Figure 4. Notch1 knockdown reduces the expression of BMP-2 and ALP following stimulation with LPS plus oxLDL.

Human AVICs were treated with Notch1-specific siRNA and then stimulated with LPS plus oxLDL. Representative immunoblots of 2 separate experiments show that knockdown of Notch1 results in decreased expression of BMP-2 and ALP following stimulation with LPS plus oxLDL that is associated with reduced levels of NICD1.

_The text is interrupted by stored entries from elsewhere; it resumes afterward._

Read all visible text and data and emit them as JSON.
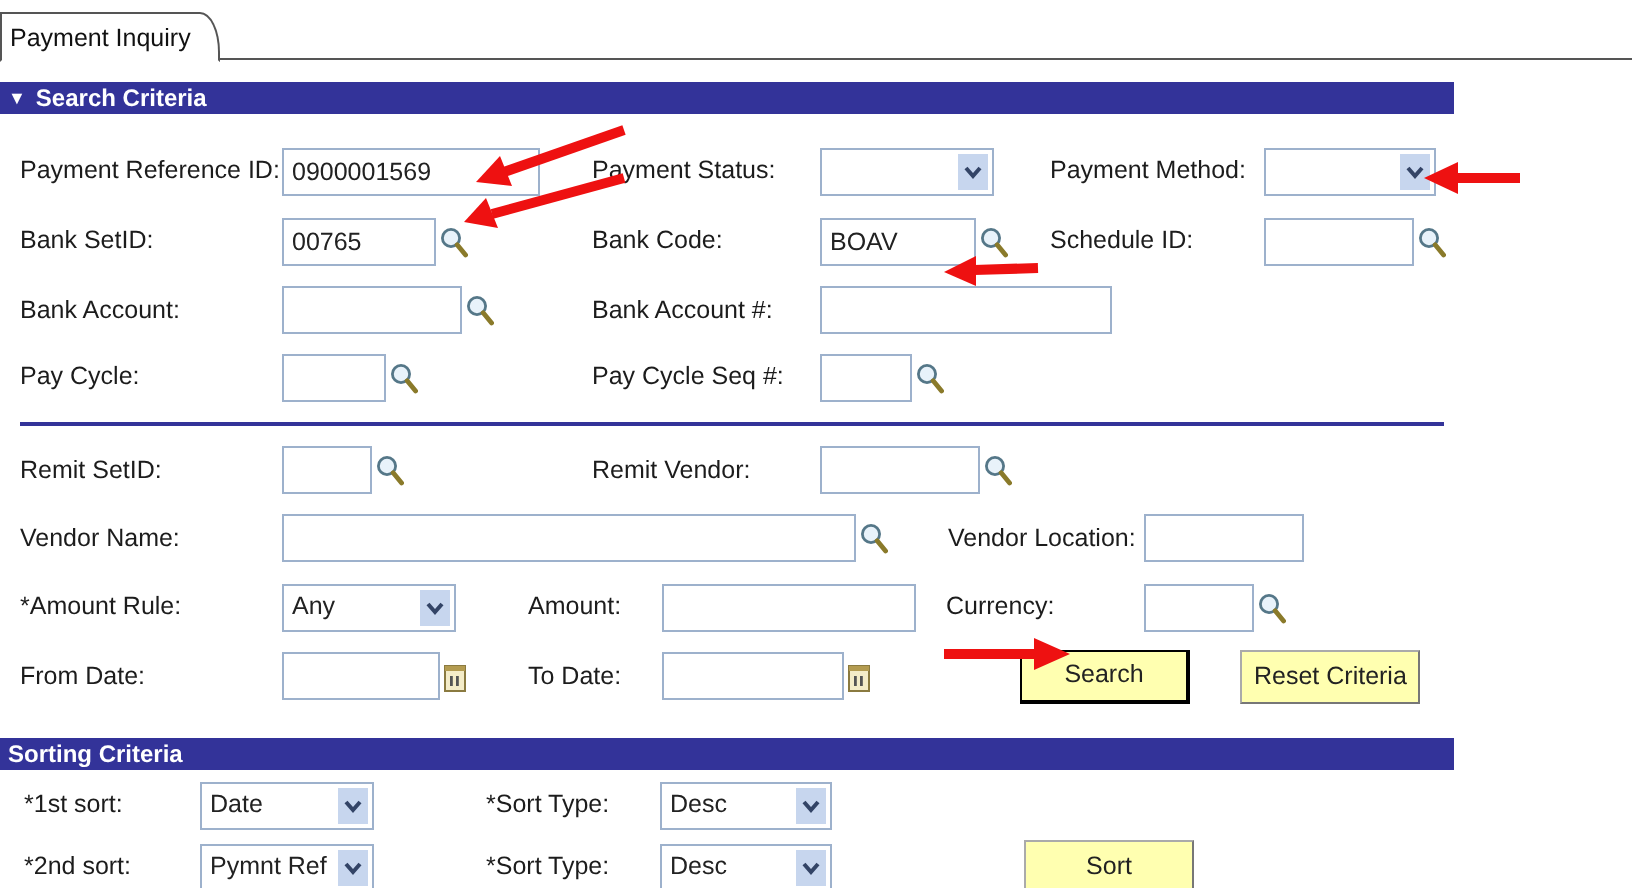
{
  "tab": {
    "label": "Payment Inquiry",
    "selected": true
  },
  "sections": [
    {
      "title": "Search Criteria",
      "icon": "▼",
      "rows": [
        {
          "kind": "fields",
          "items": [
            {
              "kind": "input",
              "label": "Payment Reference ID:",
              "value": "0900001569",
              "lookup": false,
              "calendar": false
            },
            {
              "kind": "select",
              "label": "Payment Status:"
            },
            {
              "kind": "select",
              "label": "Payment Method:"
            }
          ]
        },
        {
          "kind": "fields",
          "items": [
            {
              "kind": "input",
              "label": "Bank SetID:",
              "value": "00765",
              "lookup": true,
              "calendar": false
            },
            {
              "kind": "input",
              "label": "Bank Code:",
              "value": "BOAV",
              "lookup": true,
              "calendar": false
            },
            {
              "kind": "input",
              "label": "Schedule ID:",
              "lookup": true,
              "calendar": false
            }
          ]
        },
        {
          "kind": "fields",
          "items": [
            {
              "kind": "input",
              "label": "Bank Account:",
              "lookup": true,
              "calendar": false
            },
            {
              "kind": "input",
              "label": "Bank Account #:",
              "lookup": false,
              "calendar": false
            }
          ]
        },
        {
          "kind": "fields",
          "items": [
            {
              "kind": "input",
              "label": "Pay Cycle:",
              "lookup": true,
              "calendar": false
            },
            {
              "kind": "input",
              "label": "Pay Cycle Seq #:",
              "lookup": true,
              "calendar": false
            }
          ]
        },
        {
          "kind": "divider"
        },
        {
          "kind": "fields",
          "items": [
            {
              "kind": "input",
              "label": "Remit SetID:",
              "lookup": true,
              "calendar": false
            },
            {
              "kind": "input",
              "label": "Remit Vendor:",
              "lookup": true,
              "calendar": false
            }
          ]
        },
        {
          "kind": "fields",
          "items": [
            {
              "kind": "input",
              "label": "Vendor Name:",
              "lookup": true,
              "calendar": false
            },
            {
              "kind": "input",
              "label": "Vendor Location:",
              "lookup": false,
              "calendar": false
            }
          ]
        },
        {
          "kind": "fields",
          "items": [
            {
              "kind": "select",
              "label": "*Amount Rule:",
              "value": "Any"
            },
            {
              "kind": "input",
              "label": "Amount:",
              "lookup": false,
              "calendar": false
            },
            {
              "kind": "input",
              "label": "Currency:",
              "lookup": true,
              "calendar": false
            }
          ]
        },
        {
          "kind": "fields",
          "items": [
            {
              "kind": "input",
              "label": "From Date:",
              "lookup": false,
              "calendar": true
            },
            {
              "kind": "input",
              "label": "To Date:",
              "lookup": false,
              "calendar": true
            },
            {
              "kind": "button",
              "label": "Search",
              "default": true
            },
            {
              "kind": "button",
              "label": "Reset Criteria",
              "default": false
            }
          ]
        }
      ]
    },
    {
      "title": "Sorting Criteria",
      "rows": [
        {
          "kind": "fields",
          "items": [
            {
              "kind": "select",
              "label": "*1st sort:",
              "value": "Date"
            },
            {
              "kind": "select",
              "label": "*Sort Type:",
              "value": "Desc"
            }
          ]
        },
        {
          "kind": "fields",
          "items": [
            {
              "kind": "select",
              "label": "*2nd sort:",
              "value": "Pymnt Ref"
            },
            {
              "kind": "select",
              "label": "*Sort Type:",
              "value": "Desc"
            },
            {
              "kind": "button",
              "label": "Sort",
              "default": false
            }
          ]
        }
      ]
    }
  ]
}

Figure 5. Inhibition of Notch1 cleavage attenuates NF-κB activation induced by LPS plus oxLDL.

Human AVICs were treated with LPS plus oxLDL in the presence or absence of γ-secretase inhibitor DAPT. A representative immunoblot of 3 separate experiments and ELISA data (n = 4 in each group) show that NF-κB phosphorylation and DNA-binding activity are reduced when DAPT is present during stimulation with LPS plus oxLDL. *P<0.05 vs. untreated control; # P<0.05 vs. cells treated with LPS plus oxLDL.

Figure 6. Inhibition of NF-κB suppresses the osteogenic responses induced by Jagged1 plus LPS.

A. AVICs were treated with LPS (0.10 µg/ml), oxLDL (20 µg/ml) or LPS plus oxLDL for 4 or 8 h. ELISA data (n = 4 in each group) show that both LPS and oxLDL up-regulate Jagged1 secretion. Cells treated with LPS plus oxLDL release higher levels of Jagged1. *P<0.05 vs. untreated control; †P<0.05 vs. cells treated with LPS alone; ‡ P<0.05 vs. cells treated with oxLDL alone.